Iran’s currency slipped to an all-time low of 1,810,000 rials to the U.S. dollar on Wednesday, the Iranian Student News Agency (ISNA) reported, as previously pent-up demand for foreign exchange began to surface in open trading.
ISNA said the rial has weakened by nearly 15% over the past two days, reversing a period of relative calm that followed weeks during which demand for other currencies was restricted by wartime conditions and observance of the Iranian New Year holidays. The eased fighting has allowed holders of foreign exchange to seek conversion on open markets, applying fresh downward pressure on the rial.
A ceasefire between the U.S. and Iran has been in effect since April 8, but the United States has shifted back to a strategy of economic pressure by enforcing a blockade on shipping to and from Iranian ports in the Gulf. That move, authorities say, complicates Iran’s ability to acquire hard currency through exports.
Compounding the strain, U.S. and Israeli strikes on Iranian infrastructure have forced Tehran to halt exports of steel and petrochemical goods, sectors that historically generated significant foreign-currency earnings for the heavily sanctioned economy.
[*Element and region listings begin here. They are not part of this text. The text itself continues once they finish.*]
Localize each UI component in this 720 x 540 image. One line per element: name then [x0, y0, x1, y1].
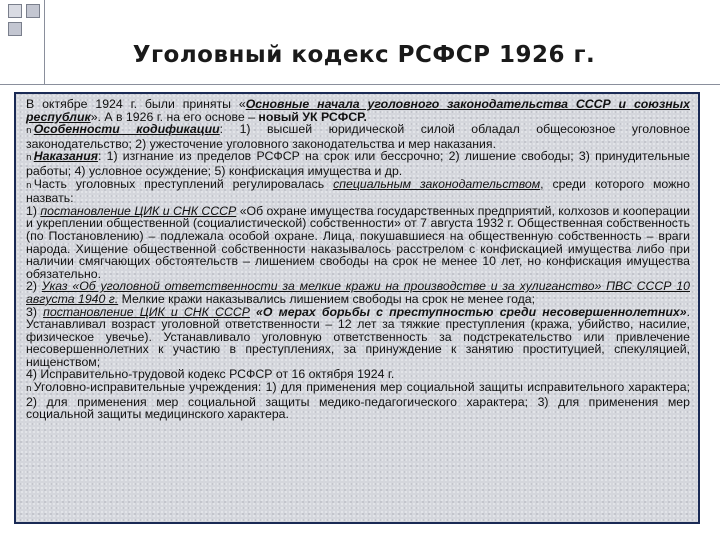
paragraph-intro: В октябре 1924 г. были приняты «Основные начала уголовного законодательства СССР и союзных республик». А в 1926 г. на его основе – новый УК РСФСР. — [26, 97, 690, 124]
paragraph-item-4: 4) Исправительно-трудовой кодекс РСФСР от 16 октября 1924 г. — [26, 367, 395, 382]
bullet-icon: n — [26, 153, 32, 164]
paragraph-punishments: n Наказания: 1) изгнание из пределов РСФСР на срок или бессрочно; 2) лишение свободы; 3) принудительные работы; 4) условное осуждение; 5) конфискация имущества и др. — [26, 149, 690, 178]
decree-minors-title: постановление ЦИК и СНК СССР — [43, 304, 250, 319]
content-text — [26, 98, 690, 421]
bullet-icon: n — [26, 180, 32, 191]
new-code-label: новый УК РСФСР. — [258, 109, 367, 124]
decree-minors-name: «О мерах борьбы с преступностью среди несовершеннолетних» — [249, 304, 687, 319]
bullet-icon: n — [26, 126, 32, 137]
content-box — [14, 92, 700, 524]
paragraph-item-1: 1) постановление ЦИК и СНК СССР «Об охране имущества государственных предприятий, колхозов и кооперации и укреплении общественной (социалистической) собственности» от 7 августа 1932 г. Общественная собственность (по Постановлению) – подлежала особой охране. Лица, покушавшиеся на общественную собственность – враги народа. Хищение общественной собственности наказывалось расстрелом с конфискацией имущества либо при наличии смягчающих обстоятельств – лишением свободы на срок не менее 10 лет, но конфискация имущества обязательно. — [26, 203, 690, 281]
codification-heading: Особенности кодификации — [33, 122, 220, 137]
decorative-square — [8, 4, 22, 18]
paragraph-special-law: n Часть уголовных преступлений регулировалась специальным законодательством, среди которого можно назвать: — [26, 176, 690, 206]
paragraph-item-2: 2) Указ «Об уголовной ответственности за мелкие кражи на производстве и за хулиганство» ПВС СССР 10 августа 1940 г. Мелкие кражи наказывались лишением свободы на срок не менее года; — [26, 279, 690, 306]
decree-1940-title: Указ «Об уголовной ответственности за мелкие кражи на производстве и за хулиганство» ПВС СССР 10 августа 1940 г. — [26, 279, 690, 306]
paragraph-item-3: 3) постановление ЦИК и СНК СССР «О мерах борьбы с преступностью среди несовершеннолетних». Устанавливал возраст уголовной ответственности – 12 лет за тяжкие преступления (кража, убийство, насилие, физическое увечье). Устанавливало уголовную ответственность за подстрекательство или привлечение несовершеннолетних к участию в преступлениях, за принуждение к занятию проституцией, спекуляцией, нищенством; — [26, 304, 690, 369]
decorative-square — [26, 4, 40, 18]
paragraph-codification: n Особенности кодификации: 1) высшей юридической силой обладал общесоюзное уголовное законодательство; 2) ужесточение уголовного законодательства и мер наказания. — [26, 122, 690, 151]
special-law-term: специальным законодательством — [333, 176, 541, 191]
decree-1932-title: постановление ЦИК и СНК СССР — [40, 203, 237, 218]
slide-title: Уголовный кодекс РСФСР 1926 г. — [132, 42, 596, 68]
decorative-horizontal-line — [0, 84, 720, 85]
bullet-icon: n — [26, 384, 32, 395]
punishments-heading: Наказания — [33, 149, 98, 164]
law-title-link: Основные начала уголовного законодательства СССР и союзных республик — [26, 97, 690, 124]
paragraph-institutions: n Уголовно-исправительные учреждения: 1) для применения мер социальной защиты исправительного характера; 2) для применения мер социальной защиты медико-педагогического характера; 3) для применения мер социальной защиты медицинского характера. — [26, 380, 690, 422]
decorative-square — [8, 22, 22, 36]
The loss of those export flows reduces immediate hard-currency inflows available to stabilize the rial.
Iran’s central bank reported year-on-year inflation of 65.8% for the Iranian month spanning 20 March to 20 April. The central bank noted this trend is likely to intensify as the currency weakens and as Tehran confronts reconstruction needs arising from recent strikes.
In 2025, a combination of geopolitical uncertainty contributed to the rial losing roughly 70% of its value against the dollar, an episode that helped spark nationwide anti-government protests. Merchants from Tehran’s bazaar were among the first to voice concerns about unpredictable currency swings and the resulting difficulties in conducting business.
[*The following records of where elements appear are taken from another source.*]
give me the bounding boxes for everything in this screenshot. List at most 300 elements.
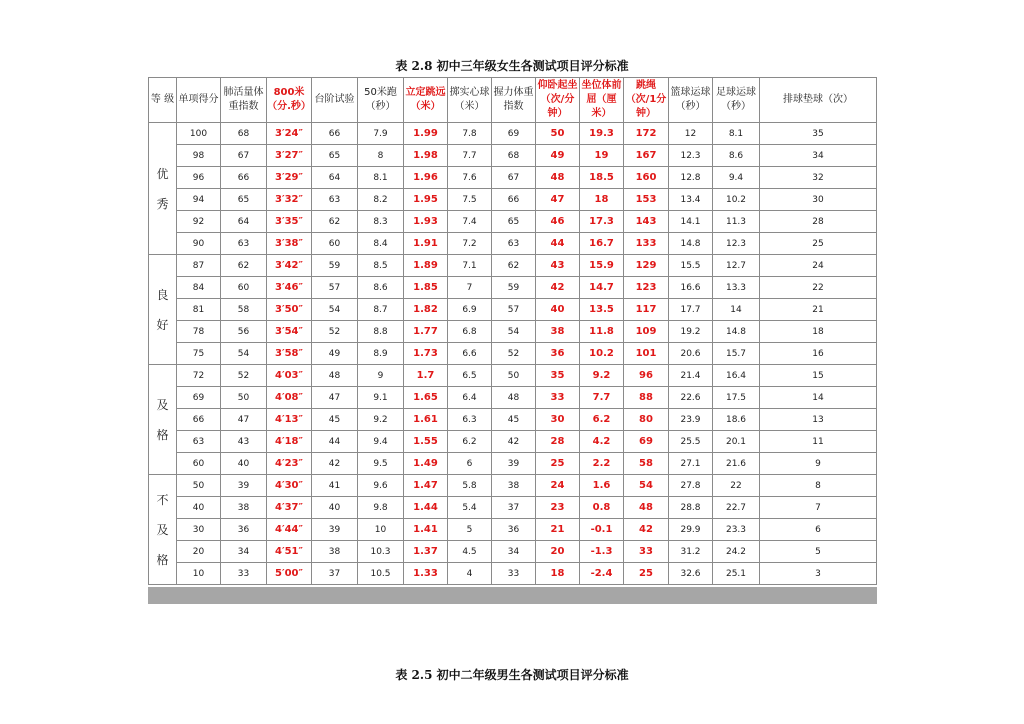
- column-header: 握力体重指数: [492, 78, 536, 123]
- table-cell: 41: [312, 475, 358, 497]
- table-cell: 7.6: [448, 167, 492, 189]
- table-cell: 33: [221, 563, 267, 585]
- table-cell: 6.9: [448, 299, 492, 321]
- grade-level-char: 格: [156, 552, 169, 567]
- grade-level-char: 格: [156, 427, 169, 442]
- header-row: [149, 78, 877, 123]
- table-cell: 69: [177, 387, 221, 409]
- table-cell: 47: [312, 387, 358, 409]
- table-cell: 117: [624, 299, 669, 321]
- table-row: [149, 431, 877, 453]
- table-cell: 25: [536, 453, 580, 475]
- table-cell: 22.7: [713, 497, 760, 519]
- table-cell: 13.4: [669, 189, 713, 211]
- table-cell: 52: [492, 343, 536, 365]
- table-cell: 45: [312, 409, 358, 431]
- table-cell: 8.1: [358, 167, 404, 189]
- table-cell: 129: [624, 255, 669, 277]
- table-cell: 48: [536, 167, 580, 189]
- table-cell: 52: [221, 365, 267, 387]
- table-cell: 49: [536, 145, 580, 167]
- table-cell: 43: [221, 431, 267, 453]
- table-cell: 68: [492, 145, 536, 167]
- table-row: [149, 277, 877, 299]
- table-cell: 1.95: [404, 189, 448, 211]
- table-cell: 30: [760, 189, 877, 211]
- table-cell: 1.6: [580, 475, 624, 497]
- column-header: 肺活量体重指数: [221, 78, 267, 123]
- table-cell: 4′44″: [267, 519, 312, 541]
- table-cell: 32: [760, 167, 877, 189]
- table-cell: 27.1: [669, 453, 713, 475]
- table-cell: 21: [536, 519, 580, 541]
- table-cell: 10.3: [358, 541, 404, 563]
- table-cell: 153: [624, 189, 669, 211]
- table-cell: 30: [177, 519, 221, 541]
- table-cell: 15.7: [713, 343, 760, 365]
- table-cell: 15.5: [669, 255, 713, 277]
- table-cell: 7: [760, 497, 877, 519]
- table-cell: 50: [536, 123, 580, 145]
- table-cell: 7.5: [448, 189, 492, 211]
- table-cell: 25.1: [713, 563, 760, 585]
- column-header: 50米跑（秒）: [358, 78, 404, 123]
- table-cell: 8.7: [358, 299, 404, 321]
- table-cell: 40: [312, 497, 358, 519]
- table-cell: 90: [177, 233, 221, 255]
- table-cell: 6.6: [448, 343, 492, 365]
- column-header: 台阶试验: [312, 78, 358, 123]
- table-cell: 32.6: [669, 563, 713, 585]
- table-cell: 80: [624, 409, 669, 431]
- table-cell: 6.8: [448, 321, 492, 343]
- table-cell: 88: [624, 387, 669, 409]
- table-row: [149, 299, 877, 321]
- table-cell: 9.5: [358, 453, 404, 475]
- table-cell: 17.5: [713, 387, 760, 409]
- table-cell: 8.6: [358, 277, 404, 299]
- table-cell: 42: [624, 519, 669, 541]
- table-cell: 24: [760, 255, 877, 277]
- column-header: 立定跳远（米）: [404, 78, 448, 123]
- table-cell: 60: [221, 277, 267, 299]
- table-cell: 34: [221, 541, 267, 563]
- table-cell: 1.65: [404, 387, 448, 409]
- table-cell: 48: [312, 365, 358, 387]
- table-cell: 62: [221, 255, 267, 277]
- table-cell: 60: [312, 233, 358, 255]
- table-cell: 63: [492, 233, 536, 255]
- table-cell: 16.6: [669, 277, 713, 299]
- table-title: 表 2.8 初中三年级女生各测试项目评分标准: [395, 59, 629, 73]
- table-cell: 10: [358, 519, 404, 541]
- table-cell: 34: [760, 145, 877, 167]
- table-cell: 67: [221, 145, 267, 167]
- table-cell: 37: [492, 497, 536, 519]
- grade-level-char: 良: [156, 287, 169, 302]
- table-cell: 8.4: [358, 233, 404, 255]
- table-cell: 8.9: [358, 343, 404, 365]
- table-cell: 1.7: [404, 365, 448, 387]
- table-cell: 1.44: [404, 497, 448, 519]
- table-cell: 28: [536, 431, 580, 453]
- table-cell: 6: [448, 453, 492, 475]
- table-cell: 23.9: [669, 409, 713, 431]
- table-row: [149, 387, 877, 409]
- table-cell: 33: [536, 387, 580, 409]
- table-row: [149, 475, 877, 497]
- table-cell: 5.8: [448, 475, 492, 497]
- table-cell: 2.2: [580, 453, 624, 475]
- table-cell: 10: [177, 563, 221, 585]
- table-cell: 1.33: [404, 563, 448, 585]
- table-cell: 12.3: [669, 145, 713, 167]
- table-cell: 9.2: [358, 409, 404, 431]
- table-cell: 48: [492, 387, 536, 409]
- table-cell: 36: [492, 519, 536, 541]
- table-cell: 25: [624, 563, 669, 585]
- table-cell: 11: [760, 431, 877, 453]
- table-cell: 54: [624, 475, 669, 497]
- table-cell: 167: [624, 145, 669, 167]
- table-cell: 66: [221, 167, 267, 189]
- table-cell: 42: [536, 277, 580, 299]
- table-cell: 9.6: [358, 475, 404, 497]
- table-cell: 57: [312, 277, 358, 299]
- table-cell: 4.5: [448, 541, 492, 563]
- column-header: 800米（分.秒）: [267, 78, 312, 123]
- table-row: [149, 343, 877, 365]
- table-cell: 1.61: [404, 409, 448, 431]
- table-cell: 7.2: [448, 233, 492, 255]
- table-cell: 7.8: [448, 123, 492, 145]
- table-cell: 44: [312, 431, 358, 453]
- table-cell: 3′32″: [267, 189, 312, 211]
- table-cell: 16.7: [580, 233, 624, 255]
- table-row: [149, 189, 877, 211]
- table-cell: 49: [312, 343, 358, 365]
- table-cell: 20.1: [713, 431, 760, 453]
- table-cell: 7.1: [448, 255, 492, 277]
- table-cell: 8: [358, 145, 404, 167]
- table-cell: 9.2: [580, 365, 624, 387]
- table-cell: 15: [760, 365, 877, 387]
- table-cell: 38: [312, 541, 358, 563]
- table-cell: 34: [492, 541, 536, 563]
- table-cell: 8: [760, 475, 877, 497]
- table-cell: 7: [448, 277, 492, 299]
- table-cell: 6.2: [448, 431, 492, 453]
- table-cell: 22: [713, 475, 760, 497]
- table-cell: 7.7: [580, 387, 624, 409]
- table-cell: 0.8: [580, 497, 624, 519]
- table-cell: 13: [760, 409, 877, 431]
- table-cell: 57: [492, 299, 536, 321]
- table-cell: -2.4: [580, 563, 624, 585]
- table-cell: 31.2: [669, 541, 713, 563]
- table-cell: 23.3: [713, 519, 760, 541]
- table-cell: 11.3: [713, 211, 760, 233]
- table-cell: 18: [580, 189, 624, 211]
- table-cell: 17.7: [669, 299, 713, 321]
- table-cell: 14: [713, 299, 760, 321]
- table-cell: 5′00″: [267, 563, 312, 585]
- table-cell: 8.6: [713, 145, 760, 167]
- table-cell: 16.4: [713, 365, 760, 387]
- table-cell: 3′24″: [267, 123, 312, 145]
- table-cell: 27.8: [669, 475, 713, 497]
- table-cell: 6.4: [448, 387, 492, 409]
- table-cell: 100: [177, 123, 221, 145]
- table-cell: 30: [536, 409, 580, 431]
- table-cell: 78: [177, 321, 221, 343]
- table-cell: 101: [624, 343, 669, 365]
- table-cell: 58: [624, 453, 669, 475]
- table-cell: 9.1: [358, 387, 404, 409]
- table-cell: 5: [448, 519, 492, 541]
- table-cell: 9.8: [358, 497, 404, 519]
- table-cell: 66: [177, 409, 221, 431]
- table-cell: 84: [177, 277, 221, 299]
- table-cell: 16: [760, 343, 877, 365]
- table-cell: 4′37″: [267, 497, 312, 519]
- column-header: 仰卧起坐（次/分钟）: [536, 78, 580, 123]
- table-row: [149, 255, 877, 277]
- table-cell: 43: [536, 255, 580, 277]
- column-header: 排球垫球（次）: [760, 78, 877, 123]
- table-cell: 3′29″: [267, 167, 312, 189]
- table-row: [149, 233, 877, 255]
- table-cell: 65: [221, 189, 267, 211]
- table-cell: 4′13″: [267, 409, 312, 431]
- table-cell: 37: [312, 563, 358, 585]
- table-cell: 81: [177, 299, 221, 321]
- table-cell: 45: [492, 409, 536, 431]
- table-cell: 1.47: [404, 475, 448, 497]
- table-cell: 160: [624, 167, 669, 189]
- table-cell: 20.6: [669, 343, 713, 365]
- table-cell: 3′58″: [267, 343, 312, 365]
- table-cell: 35: [760, 123, 877, 145]
- table-cell: 3′42″: [267, 255, 312, 277]
- table-cell: 11.8: [580, 321, 624, 343]
- table-cell: 54: [492, 321, 536, 343]
- table-cell: 4′08″: [267, 387, 312, 409]
- table-cell: 19.3: [580, 123, 624, 145]
- table-cell: 18: [536, 563, 580, 585]
- table-cell: 24.2: [713, 541, 760, 563]
- table-cell: 65: [492, 211, 536, 233]
- table-cell: 8.8: [358, 321, 404, 343]
- table-cell: 4.2: [580, 431, 624, 453]
- table-cell: 33: [492, 563, 536, 585]
- table-cell: 44: [536, 233, 580, 255]
- table-cell: 4′18″: [267, 431, 312, 453]
- table-cell: 21: [760, 299, 877, 321]
- table-cell: 40: [221, 453, 267, 475]
- table-cell: 9.4: [713, 167, 760, 189]
- table-cell: 4: [448, 563, 492, 585]
- table-cell: 52: [312, 321, 358, 343]
- table-row: [149, 211, 877, 233]
- table-cell: 1.55: [404, 431, 448, 453]
- table-cell: 7.7: [448, 145, 492, 167]
- grade-level-char: 优: [156, 166, 169, 181]
- table-row: [149, 321, 877, 343]
- table-row: [149, 519, 877, 541]
- table-cell: 143: [624, 211, 669, 233]
- table-cell: 21.6: [713, 453, 760, 475]
- table-cell: 29.9: [669, 519, 713, 541]
- table-cell: 1.93: [404, 211, 448, 233]
- table-cell: 38: [492, 475, 536, 497]
- table-cell: 42: [492, 431, 536, 453]
- table-cell: 38: [536, 321, 580, 343]
- table-cell: 39: [221, 475, 267, 497]
- table-cell: 8.3: [358, 211, 404, 233]
- table-cell: 66: [312, 123, 358, 145]
- table-cell: 28: [760, 211, 877, 233]
- table-cell: 3: [760, 563, 877, 585]
- table-cell: 68: [221, 123, 267, 145]
- table-cell: 14.1: [669, 211, 713, 233]
- table-cell: 63: [177, 431, 221, 453]
- table-cell: 1.77: [404, 321, 448, 343]
- table-cell: 1.49: [404, 453, 448, 475]
- table-cell: 14.8: [713, 321, 760, 343]
- table-cell: -0.1: [580, 519, 624, 541]
- table-cell: 47: [536, 189, 580, 211]
- table-cell: 172: [624, 123, 669, 145]
- column-header: 单项得分: [177, 78, 221, 123]
- table-cell: 6: [760, 519, 877, 541]
- table-cell: 5: [760, 541, 877, 563]
- table-cell: 4′51″: [267, 541, 312, 563]
- table-cell: 9: [358, 365, 404, 387]
- grade-level-cell: [149, 123, 177, 255]
- table-cell: 25: [760, 233, 877, 255]
- table-cell: 13.3: [713, 277, 760, 299]
- table-row: [149, 145, 877, 167]
- table-cell: 28.8: [669, 497, 713, 519]
- grade-level-char: 秀: [156, 196, 169, 211]
- table-cell: 7.9: [358, 123, 404, 145]
- table-cell: 12.3: [713, 233, 760, 255]
- table-cell: 8.1: [713, 123, 760, 145]
- table-cell: 75: [177, 343, 221, 365]
- grade-level-cell: [149, 255, 177, 365]
- table-cell: 18.6: [713, 409, 760, 431]
- table-cell: 69: [492, 123, 536, 145]
- table-cell: 13.5: [580, 299, 624, 321]
- column-header: 篮球运球（秒）: [669, 78, 713, 123]
- table-cell: 9.4: [358, 431, 404, 453]
- table-cell: 36: [536, 343, 580, 365]
- table-cell: 10.2: [713, 189, 760, 211]
- table-cell: 14.7: [580, 277, 624, 299]
- grade-level-char: 及: [156, 522, 169, 537]
- table-cell: 8.2: [358, 189, 404, 211]
- table-cell: 56: [221, 321, 267, 343]
- table-cell: 19.2: [669, 321, 713, 343]
- table-cell: 3′50″: [267, 299, 312, 321]
- table-cell: 50: [221, 387, 267, 409]
- table-cell: 7.4: [448, 211, 492, 233]
- table-cell: 35: [536, 365, 580, 387]
- table-cell: 62: [312, 211, 358, 233]
- table-cell: 109: [624, 321, 669, 343]
- table-cell: 22: [760, 277, 877, 299]
- table-cell: -1.3: [580, 541, 624, 563]
- table-cell: 1.91: [404, 233, 448, 255]
- table-cell: 59: [492, 277, 536, 299]
- table-cell: 40: [177, 497, 221, 519]
- table-cell: 20: [536, 541, 580, 563]
- table-row: [149, 123, 877, 145]
- table-cell: 62: [492, 255, 536, 277]
- table-cell: 67: [492, 167, 536, 189]
- table-cell: 133: [624, 233, 669, 255]
- table-cell: 21.4: [669, 365, 713, 387]
- table-cell: 10.2: [580, 343, 624, 365]
- table-cell: 96: [177, 167, 221, 189]
- table-cell: 8.5: [358, 255, 404, 277]
- table-cell: 64: [221, 211, 267, 233]
- table-cell: 1.99: [404, 123, 448, 145]
- table-cell: 39: [492, 453, 536, 475]
- score-standard-table: [148, 77, 877, 585]
- table-cell: 38: [221, 497, 267, 519]
- table-cell: 1.73: [404, 343, 448, 365]
- column-header: 足球运球（秒）: [713, 78, 760, 123]
- table-cell: 1.37: [404, 541, 448, 563]
- table-cell: 18.5: [580, 167, 624, 189]
- table-cell: 50: [177, 475, 221, 497]
- table-cell: 46: [536, 211, 580, 233]
- table-cell: 3′46″: [267, 277, 312, 299]
- table-cell: 12: [669, 123, 713, 145]
- table-cell: 15.9: [580, 255, 624, 277]
- table-cell: 3′35″: [267, 211, 312, 233]
- table-cell: 72: [177, 365, 221, 387]
- grade-level-char: 不: [156, 492, 169, 507]
- table-cell: 22.6: [669, 387, 713, 409]
- table-cell: 94: [177, 189, 221, 211]
- table-cell: 6.2: [580, 409, 624, 431]
- table-cell: 14.8: [669, 233, 713, 255]
- table-cell: 3′38″: [267, 233, 312, 255]
- table-cell: 65: [312, 145, 358, 167]
- table-cell: 10.5: [358, 563, 404, 585]
- table-row: [149, 453, 877, 475]
- table-cell: 63: [221, 233, 267, 255]
- table-cell: 4′23″: [267, 453, 312, 475]
- table-cell: 19: [580, 145, 624, 167]
- table-cell: 87: [177, 255, 221, 277]
- table-row: [149, 563, 877, 585]
- grade-level-char: 及: [156, 397, 169, 412]
- table-cell: 47: [221, 409, 267, 431]
- grade-level-cell: [149, 475, 177, 585]
- table-cell: 25.5: [669, 431, 713, 453]
- table-row: [149, 365, 877, 387]
- table-row: [149, 497, 877, 519]
- table-cell: 54: [221, 343, 267, 365]
- table-cell: 69: [624, 431, 669, 453]
- table-cell: 3′54″: [267, 321, 312, 343]
- table-cell: 23: [536, 497, 580, 519]
- table-cell: 5.4: [448, 497, 492, 519]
ISNA has said the recent jumps in the values of foreign currencies - including the euro and the Emirati dirham - should dampen once currency contracts between Iranian institutions are activated and additional hard currency becomes available on the open market. Iranian currency tracking websites showed a spread of rates, with quotes ranging from 1,760,000 to 1,810,000 rials to the U.S. dollar.
Summary
Following a ceasefire that ended six weeks of active fighting, accrued demand for foreign exchange flowed into Iran’s open market, pushing the rial to a record low of 1,810,000 per dollar. Export disruptions, a Gulf shipping blockade and elevated inflation are tightening foreign-currency supply and raising the prospect of accelerating price pressures and reconstruction-related costs.
Key points
- The rial fell to 1,810,000 per U.S. dollar, a drop of nearly 15% in the prior two days according to ISNA.
- Suspended exports of steel and petrochemical products and a shipping blockade are reducing hard-currency inflows, affecting trade and export sectors.
- Annual inflation for 20 March to 20 April stood at 65.8%, a trend that may worsen as the currency declines and reconstruction needs mount.
Risks and uncertainties
- Further weakening of the rial could accelerate inflation, worsening purchasing power across the economy and straining household and business finances - affecting retail and wholesale sectors.
- Ongoing export suspensions and the shipping blockade limit foreign-currency earnings, creating uncertainty for exporters and trade finance.
- Reconstruction demands following strikes add fiscal and external financing pressure, the scale of which remains uncertain.